The IDF estimates that it has eliminated two battalions of Hamas fighters while significantly degrading the capabilities of others, with its relentless aerial bombardment protecting its soldiers’ advance while destroying more than half of the buildings in northern Gaza.
Israel has besieged Gaza since the Hamas attack, which Israeli officials said killed about 1,200 people. Close to 13,000 people have been killed as part of Israel’s retaliatory bombing and invasion, according to Palestinian officials.
Separately, the Israeli army said it had released renowned poet Mosab Abu Toha, who had been detained at a checkpoint in Gaza as he tried to flee south.
Since the start of the war, Toha has published essays in the New Yorker and the Financial Times documenting the toll Israel’s bombing has taken on civilians and his family. He was named a 2022 finalist for the prestigious American National Book Critics Circle Poetry Prize for a collection of poems called Things you can find hidden in my ear: Poems from Gaza.

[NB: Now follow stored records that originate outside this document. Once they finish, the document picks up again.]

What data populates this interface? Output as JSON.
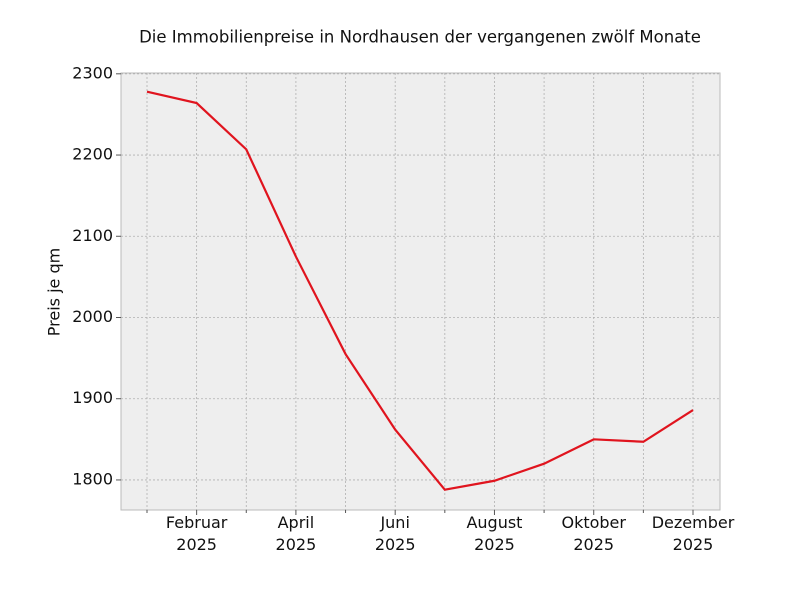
{
  "chart_data": {
    "type": "line",
    "title": "Die Immobilienpreise in Nordhausen der vergangenen zwölf Monate",
    "y_label": "Preis je qm",
    "categories": [
      null,
      "Februar\n2025",
      null,
      "April\n2025",
      null,
      "Juni\n2025",
      null,
      "August\n2025",
      null,
      "Oktober\n2025",
      null,
      "Dezember\n2025"
    ],
    "series": [
      {
        "color": "#e0141e",
        "values": [
          2278,
          2264,
          2207,
          2075,
          1955,
          1862,
          1788,
          1799,
          1820,
          1850,
          1847,
          1886
        ]
      }
    ],
    "ylim": [
      1763,
      2301
    ],
    "yticks": [
      1800,
      1900,
      2000,
      2100,
      2200,
      2300
    ],
    "grid": true
  }
}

Toha was detained along with about 200 other people at the checkpoint on Monday, said a person familiar with his detention. He was traveling with his infant son, a US citizen, and his wife.
Israel had faced international pressure to explain his detention. The IDF said it was acting on intelligence “indicating a number of interactions with several civilians and terrorist organizations inside the Gaza Strip,” but provided no evidence for its claims.
In Lebanon, the state news agency reported a series of Israeli attacks near the border. Two journalists were among the eight killed, as well as an 80-year-old woman.
Reporter Farah Omar and cameraman Rabih al-Maamari, who worked for the pro-Hezbollah news network Al Mayadeen, were killed in a rocket attack near the town of Teir Harfa. A third civilian was also killed in the same incident.
Lebanon and Israel have traded fire almost every day since October 7, but exchanges have recently increased in intensity, raising fears of a regional escalation.
Lebanon’s interim prime minister blamed Israel for the attack on the journalists, saying it was an attempt to “silence the media”. The Israeli military said it was investigating the incident.
Iran-backed Hezbollah said the killing of the journalists “will not go unretaliated” before firing guided missiles across the border in what it called “its first reaction”.
Footage taken by another journalist in the aftermath of the incident showed the Mayadeen team stationed in the garden of a building overlooking the border. During previous live broadcasts, Omar was seen wearing a protective vest marked “press”.
The Committee to Protect Journalists, a press freedom advocacy group, said nearly 50 journalists were confirmed to have been killed since the start of the Israel-Hamas war, most of them Palestinians in Gaza. More journalists have been killed in this war than were killed worldwide in 2022.